We organized some reunions, meeting and introduce the idea to the president of the neighbourhood and to some other important social actors. Finally the opening was organized as a multicultural lunch that allowed people to know each other with the Triennial organizers, journalist, architects, neighbours, people that worked there. We wanted to do it in the horizontal way so we shared the common meal and time.

To talk and to listen. How did you communicate?

DDL: Sometimes in Spanish as some of the Roma immigrants who live there have a strong connection with Barcelona. Most of them know Spanish. With Gato Morto I used to talk in English, and since I know a little Portuguese, they were very kind and helped me translating whenever I neighbor wanted to talk with me. Sophia, Maddalena and Claraluz were very empathetic in that sense, maybe because all of us were actually all immigrants from Mexico, Brazil, Barcelona, Cabo Verde, India, etc.

Is temporality an advantage or a disadvantage in the implementation of this project?

DDL: In this case temporality was both an advantage and a disadvantage. A disadvantage when you realize you can’t plan activities in a long term the activities because originally in two months from the opening the installation was planned to be brought out. You have to schedule all in a few weeks or months. An advantage when you know that the neighbours might be willing to accept the project if you tell them that it will be there just for few weeks.

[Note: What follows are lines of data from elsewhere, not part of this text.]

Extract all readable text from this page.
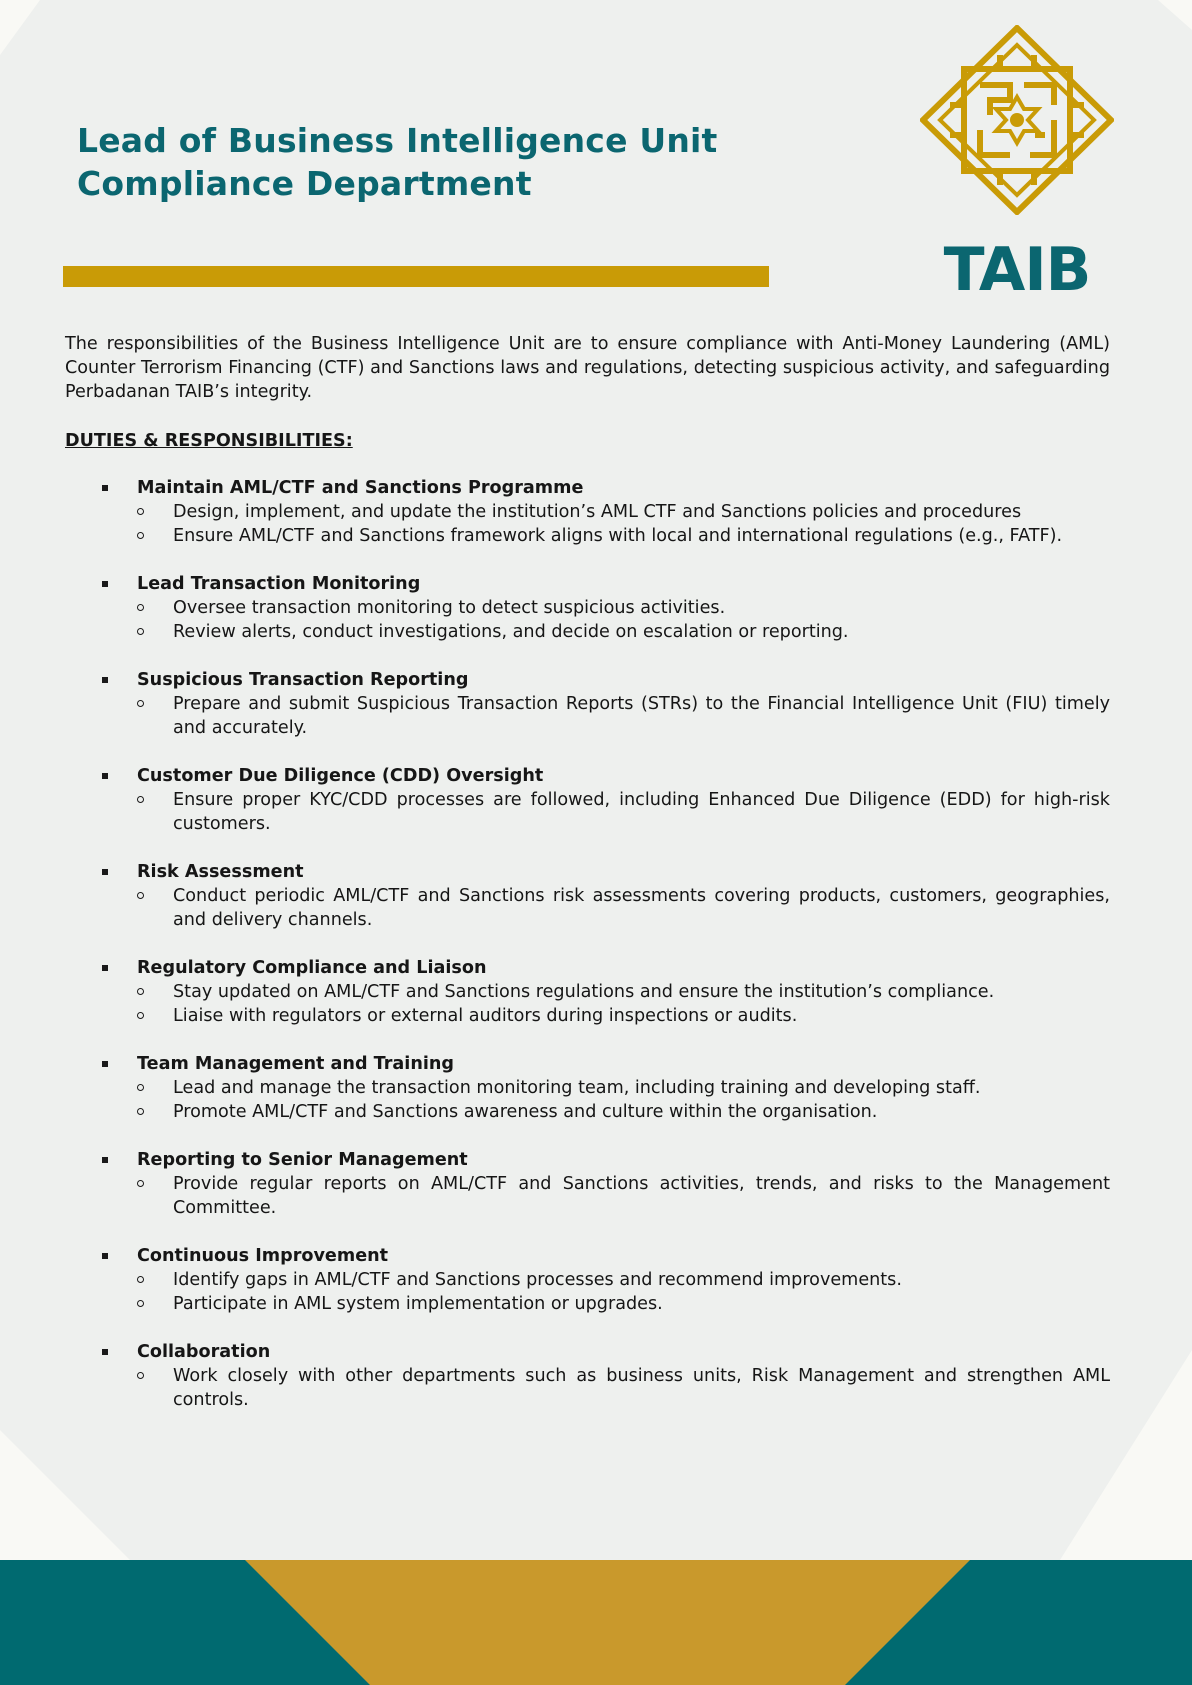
Lead of Business Intelligence Unit
Compliance Department
TAIB

The responsibilities of the Business Intelligence Unit are to ensure compliance with Anti-Money Laundering (AML) Counter Terrorism Financing (CTF) and Sanctions laws and regulations, detecting suspicious activity, and safeguarding Perbadanan TAIB’s integrity.

DUTIES & RESPONSIBILITIES:
Maintain AML/CTF and Sanctions Programme
Design, implement, and update the institution’s AML CTF and Sanctions policies and procedures
Ensure AML/CTF and Sanctions framework aligns with local and international regulations (e.g., FATF).
Lead Transaction Monitoring
Oversee transaction monitoring to detect suspicious activities.
Review alerts, conduct investigations, and decide on escalation or reporting.
Suspicious Transaction Reporting
Prepare and submit Suspicious Transaction Reports (STRs) to the Financial Intelligence Unit (FIU) timely and accurately.
Customer Due Diligence (CDD) Oversight
Ensure proper KYC/CDD processes are followed, including Enhanced Due Diligence (EDD) for high-risk customers.
Risk Assessment
Conduct periodic AML/CTF and Sanctions risk assessments covering products, customers, geographies, and delivery channels.
Regulatory Compliance and Liaison
Stay updated on AML/CTF and Sanctions regulations and ensure the institution’s compliance.
Liaise with regulators or external auditors during inspections or audits.
Team Management and Training
Lead and manage the transaction monitoring team, including training and developing staff.
Promote AML/CTF and Sanctions awareness and culture within the organisation.
Reporting to Senior Management
Provide regular reports on AML/CTF and Sanctions activities, trends, and risks to the Management Committee.
Continuous Improvement
Identify gaps in AML/CTF and Sanctions processes and recommend improvements.
Participate in AML system implementation or upgrades.
Collaboration
Work closely with other departments such as business units, Risk Management and strengthen AML controls.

Thankfully, after the opening they had so many good opinions they started to think that this remporary project could become permanent. We first asked the community what they think about it and when they saw that so many children and adults were interacting with each other and the public realm was not about fighting with the immigrant group but about having a place to discuss common themes as a community, they were willing to accept it as a permanent one but with a possibility to modify it.  

The most important thing in the whole story is probably that you got trust from the residents?

DDL: I believe there was a coincidence of getting the trust for the project but also getting the trust from the neighbourhood and the local authorities. I believe there were also a happy coincidence of factors such as the creation of a new local association of Portugal Novo and the search of some legitimacy through some nice and quick results. We manage to integrate a team with them and the communication was therefore much easier.

What shows the Boxing Boxes installation is that you succeeded to connect different generations in the public space; did you plan this or it just happened?

DDL: Although we didn’t plan it, it was in the wish list. We knew that the ambiguity of the installation could facilitate such connection. In the general perception if we had to assign one to each, a playground is more for children and a sport facility is more for adults. One of the greater assets of Boxing Boxes is that its open design can join both adults and children to enjoy a space like this. We wanted to soften and blur the difference between playing and practicing sport since the place gives a chance to experiment with people from another age, another immigrant group and another neighborhood.

Do you have, besides Gato Morto, some other person or group in Portugal Novo that you are still attached and you still communicate with?

DDL: Yes, one example would be Nuno Furtado. He was the president of the neighbourhood society of Portugal Novo called AMPAC Olaias. His family is part of the immigrant group from Cabo Verde and he told me that when he was a child in this neighbourhood, he always had to move to another neighbourhood in order to play. He was very excited about the opening, telling us how well the kids were playing in the installation and how he enjoyed the situation because there was a lack of public life in the streets, which makes the streets feel insecure. With kids playing the parents are somehow forced to be occupy the plaza during the night. All of a sudden, the night was also this time of play, sport and integration. After that he also started to play with children, that was one of the best moments that we had.